Le Gabon émet avec succès un eurobond de 500 millions de dollars

L'eurobond du Gabon a attiré un carnet de commandes de 2,75 milliards de dollars. © Ricard Drew/AP/SIPA

Après que deux agences de notation ont, coup sur coup, dégradé la note souveraine du pays, le Gabon a réussi à émettre, mardi, un eurobond de 500 millions de dollars sur les marchés internationaux, mobilisant un carnet de commandes de 2,75 milliard de dollars. Explications.

Pour sa deuxième incursion sur les marchés internationaux en à peine 18 mois, le Gabon a émis avec succès un eurobond de 500 millions de dollars. L’opération, réalisée le 9 juin, consistait en l’émission d’obligations d’une maturité de 10 ans au taux de 6,95 %. Ce coupon est supérieur au taux d’intérêt de 6,625 % auquel l’Éthiopie et la Côte d’Ivoire ont pu en décembre 2014 et en février dernier émettre 1 milliard de dollars de dette sur les marchés internationaux. Il est même bien plus élevé que le taux d’intérêt du précédent eurobond du Gabon : en décembre 2013, Libreville avait pu lever 1,5 milliard de dollars au taux de 6,375 %.

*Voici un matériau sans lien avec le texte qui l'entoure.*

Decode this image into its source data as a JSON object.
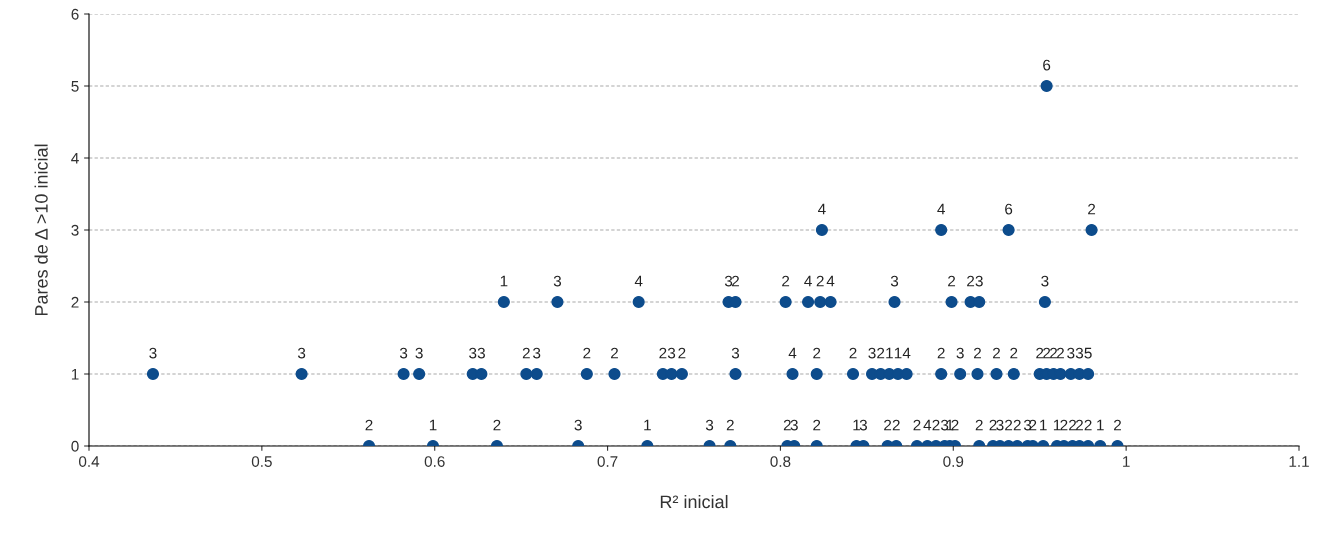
{
  "chart_data": {
    "type": "scatter",
    "xlabel": "R² inicial",
    "ylabel": "Pares de Δ >10 inicial",
    "xlim": [
      0.4,
      1.1
    ],
    "xticks": [
      0.4,
      0.5,
      0.6,
      0.7,
      0.8,
      0.9,
      1,
      1.1
    ],
    "ylim": [
      0,
      6
    ],
    "yticks": [
      0,
      1,
      2,
      3,
      4,
      5,
      6
    ],
    "grid": "y",
    "marker": "circle",
    "series": [
      {
        "color": "#0d4c8c",
        "x": [
          0.562,
          0.599,
          0.636,
          0.683,
          0.723,
          0.759,
          0.771,
          0.804,
          0.808,
          0.821,
          0.844,
          0.848,
          0.862,
          0.867,
          0.879,
          0.885,
          0.89,
          0.895,
          0.898,
          0.901,
          0.915,
          0.923,
          0.927,
          0.932,
          0.937,
          0.943,
          0.946,
          0.952,
          0.96,
          0.964,
          0.969,
          0.973,
          0.978,
          0.985,
          0.995,
          0.437,
          0.523,
          0.582,
          0.591,
          0.622,
          0.627,
          0.653,
          0.659,
          0.688,
          0.704,
          0.732,
          0.737,
          0.743,
          0.774,
          0.807,
          0.821,
          0.842,
          0.853,
          0.858,
          0.863,
          0.868,
          0.873,
          0.893,
          0.904,
          0.914,
          0.925,
          0.935,
          0.95,
          0.954,
          0.958,
          0.962,
          0.968,
          0.973,
          0.978,
          0.64,
          0.671,
          0.718,
          0.77,
          0.774,
          0.803,
          0.816,
          0.823,
          0.829,
          0.866,
          0.899,
          0.91,
          0.915,
          0.953,
          0.824,
          0.893,
          0.932,
          0.98,
          0.954
        ],
        "values": [
          0,
          0,
          0,
          0,
          0,
          0,
          0,
          0,
          0,
          0,
          0,
          0,
          0,
          0,
          0,
          0,
          0,
          0,
          0,
          0,
          0,
          0,
          0,
          0,
          0,
          0,
          0,
          0,
          0,
          0,
          0,
          0,
          0,
          0,
          0,
          1,
          1,
          1,
          1,
          1,
          1,
          1,
          1,
          1,
          1,
          1,
          1,
          1,
          1,
          1,
          1,
          1,
          1,
          1,
          1,
          1,
          1,
          1,
          1,
          1,
          1,
          1,
          1,
          1,
          1,
          1,
          1,
          1,
          1,
          2,
          2,
          2,
          2,
          2,
          2,
          2,
          2,
          2,
          2,
          2,
          2,
          2,
          2,
          3,
          3,
          3,
          3,
          5
        ]
      }
    ],
    "annotations": [
      {
        "text": "2",
        "x": 0.562,
        "y": 0
      },
      {
        "text": "1",
        "x": 0.599,
        "y": 0
      },
      {
        "text": "2",
        "x": 0.636,
        "y": 0
      },
      {
        "text": "3",
        "x": 0.683,
        "y": 0
      },
      {
        "text": "1",
        "x": 0.723,
        "y": 0
      },
      {
        "text": "3",
        "x": 0.759,
        "y": 0
      },
      {
        "text": "2",
        "x": 0.771,
        "y": 0
      },
      {
        "text": "2",
        "x": 0.804,
        "y": 0
      },
      {
        "text": "3",
        "x": 0.808,
        "y": 0
      },
      {
        "text": "2",
        "x": 0.821,
        "y": 0
      },
      {
        "text": "1",
        "x": 0.844,
        "y": 0
      },
      {
        "text": "3",
        "x": 0.848,
        "y": 0
      },
      {
        "text": "2",
        "x": 0.862,
        "y": 0
      },
      {
        "text": "2",
        "x": 0.867,
        "y": 0
      },
      {
        "text": "2",
        "x": 0.879,
        "y": 0
      },
      {
        "text": "4",
        "x": 0.885,
        "y": 0
      },
      {
        "text": "2",
        "x": 0.89,
        "y": 0
      },
      {
        "text": "3",
        "x": 0.895,
        "y": 0
      },
      {
        "text": "1",
        "x": 0.898,
        "y": 0
      },
      {
        "text": "2",
        "x": 0.901,
        "y": 0
      },
      {
        "text": "2",
        "x": 0.915,
        "y": 0
      },
      {
        "text": "2",
        "x": 0.923,
        "y": 0
      },
      {
        "text": "3",
        "x": 0.927,
        "y": 0
      },
      {
        "text": "2",
        "x": 0.932,
        "y": 0
      },
      {
        "text": "2",
        "x": 0.937,
        "y": 0
      },
      {
        "text": "3",
        "x": 0.943,
        "y": 0
      },
      {
        "text": "2",
        "x": 0.946,
        "y": 0
      },
      {
        "text": "1",
        "x": 0.952,
        "y": 0
      },
      {
        "text": "1",
        "x": 0.96,
        "y": 0
      },
      {
        "text": "2",
        "x": 0.964,
        "y": 0
      },
      {
        "text": "2",
        "x": 0.969,
        "y": 0
      },
      {
        "text": "2",
        "x": 0.973,
        "y": 0
      },
      {
        "text": "2",
        "x": 0.978,
        "y": 0
      },
      {
        "text": "1",
        "x": 0.985,
        "y": 0
      },
      {
        "text": "2",
        "x": 0.995,
        "y": 0
      },
      {
        "text": "3",
        "x": 0.437,
        "y": 1
      },
      {
        "text": "3",
        "x": 0.523,
        "y": 1
      },
      {
        "text": "3",
        "x": 0.582,
        "y": 1
      },
      {
        "text": "3",
        "x": 0.591,
        "y": 1
      },
      {
        "text": "3",
        "x": 0.622,
        "y": 1
      },
      {
        "text": "3",
        "x": 0.627,
        "y": 1
      },
      {
        "text": "2",
        "x": 0.653,
        "y": 1
      },
      {
        "text": "3",
        "x": 0.659,
        "y": 1
      },
      {
        "text": "2",
        "x": 0.688,
        "y": 1
      },
      {
        "text": "2",
        "x": 0.704,
        "y": 1
      },
      {
        "text": "2",
        "x": 0.732,
        "y": 1
      },
      {
        "text": "3",
        "x": 0.737,
        "y": 1
      },
      {
        "text": "2",
        "x": 0.743,
        "y": 1
      },
      {
        "text": "3",
        "x": 0.774,
        "y": 1
      },
      {
        "text": "4",
        "x": 0.807,
        "y": 1
      },
      {
        "text": "2",
        "x": 0.821,
        "y": 1
      },
      {
        "text": "2",
        "x": 0.842,
        "y": 1
      },
      {
        "text": "3",
        "x": 0.853,
        "y": 1
      },
      {
        "text": "2",
        "x": 0.858,
        "y": 1
      },
      {
        "text": "1",
        "x": 0.863,
        "y": 1
      },
      {
        "text": "1",
        "x": 0.868,
        "y": 1
      },
      {
        "text": "4",
        "x": 0.873,
        "y": 1
      },
      {
        "text": "2",
        "x": 0.893,
        "y": 1
      },
      {
        "text": "3",
        "x": 0.904,
        "y": 1
      },
      {
        "text": "2",
        "x": 0.914,
        "y": 1
      },
      {
        "text": "2",
        "x": 0.925,
        "y": 1
      },
      {
        "text": "2",
        "x": 0.935,
        "y": 1
      },
      {
        "text": "2",
        "x": 0.95,
        "y": 1
      },
      {
        "text": "2",
        "x": 0.954,
        "y": 1
      },
      {
        "text": "2",
        "x": 0.958,
        "y": 1
      },
      {
        "text": "2",
        "x": 0.962,
        "y": 1
      },
      {
        "text": "3",
        "x": 0.968,
        "y": 1
      },
      {
        "text": "3",
        "x": 0.973,
        "y": 1
      },
      {
        "text": "5",
        "x": 0.978,
        "y": 1
      },
      {
        "text": "1",
        "x": 0.64,
        "y": 2
      },
      {
        "text": "3",
        "x": 0.671,
        "y": 2
      },
      {
        "text": "4",
        "x": 0.718,
        "y": 2
      },
      {
        "text": "3",
        "x": 0.77,
        "y": 2
      },
      {
        "text": "2",
        "x": 0.774,
        "y": 2
      },
      {
        "text": "2",
        "x": 0.803,
        "y": 2
      },
      {
        "text": "4",
        "x": 0.816,
        "y": 2
      },
      {
        "text": "2",
        "x": 0.823,
        "y": 2
      },
      {
        "text": "4",
        "x": 0.829,
        "y": 2
      },
      {
        "text": "3",
        "x": 0.866,
        "y": 2
      },
      {
        "text": "2",
        "x": 0.899,
        "y": 2
      },
      {
        "text": "2",
        "x": 0.91,
        "y": 2
      },
      {
        "text": "3",
        "x": 0.915,
        "y": 2
      },
      {
        "text": "3",
        "x": 0.953,
        "y": 2
      },
      {
        "text": "4",
        "x": 0.824,
        "y": 3
      },
      {
        "text": "4",
        "x": 0.893,
        "y": 3
      },
      {
        "text": "6",
        "x": 0.932,
        "y": 3
      },
      {
        "text": "2",
        "x": 0.98,
        "y": 3
      },
      {
        "text": "6",
        "x": 0.954,
        "y": 5
      }
    ]
  }
}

Cette nouvelle incursion sur les marchés internationaux est néanmoins un succès et a suscité un fort intérêt auprès des investisseurs. La levée de fonds, pilotée par Deutsche Bank, JP Morgan et Standard Chartered, a attiré plus de 200 investisseurs et a mobilisé un carnet de commandes de 2,75 milliards de dollars, soit 5,5 fois le montant sollicité par le Gabon.

Bonne nouvelle

Pour le gouvernement gabonais, cette opération réussie est une bonne nouvelle. Elle intervient dans un contexte difficile : le net recul du cours du pétrole, qui représente environ la moitié des revenus de l’État gabonais et près de 80 % des recettes d’exportation du pays, a suscité de l’appréhension chez de nombreux observateurs, inquiets de ses conséquences sur les équilibres macroéconomiques du pays. Cette année, les agences de notation Standard & Poor’s et Fitch Ratings ont fait basculer la note souveraine du Gabon à « B+ », dans la catégorie des obligations dites « hautement spéculatives ».

Répondant à ces dégradations de la notation du pays, Régis Immongault, le ministre gabonais de l’Économie, de la Promotion des investissements et de la Prospective, avait insisté, dans les colonnes de Jeune Afrique, sur les réformes structurelles introduites par le Gabon – « l’un des premiers pays producteurs de pétrole à avoir réagi à la baisse des cours [du pétrole] » –  pour assurer la viabilité de ses finances publiques.

Interrogé par l’agence de presse américaine Bloomberg, à l’issue de l’émission du nouvel eurobond gabonais, Régis Immongault a indiqué que ces ressources sont destinées « à financer des projets dans les domaines de l’énergie, de l’adduction d’eau potable, de l’éducation et de la santé ».

Déficits

Selon la dernière édition du rapport Perspectives économiques en Afrique, le Gabon devrait une croissance de 4,6 % en 2015, en recul par rapport aux 5,1 % enregistrés l’an dernier. Le déficit budgétaire du pays devrait atteindre -13,2 % du PIB (contre un déficit de -6,6 % en 2014). La balance des comptes courant du pays, excédentaire en 2013 et en 2014 (+12,1 % et +6,7 % du PIB respectivement), devrait être déficitaire cette année : -8,1 % du PIB. Plus optimiste, dans sa note publiée en mai dernier, Fitch Ratings prévoit un déficit public de -3,5 % du PIB en 2015 et un déficit du compte courant à -3,7 % du PIB (contre un excédent de 1,1 % auparavant).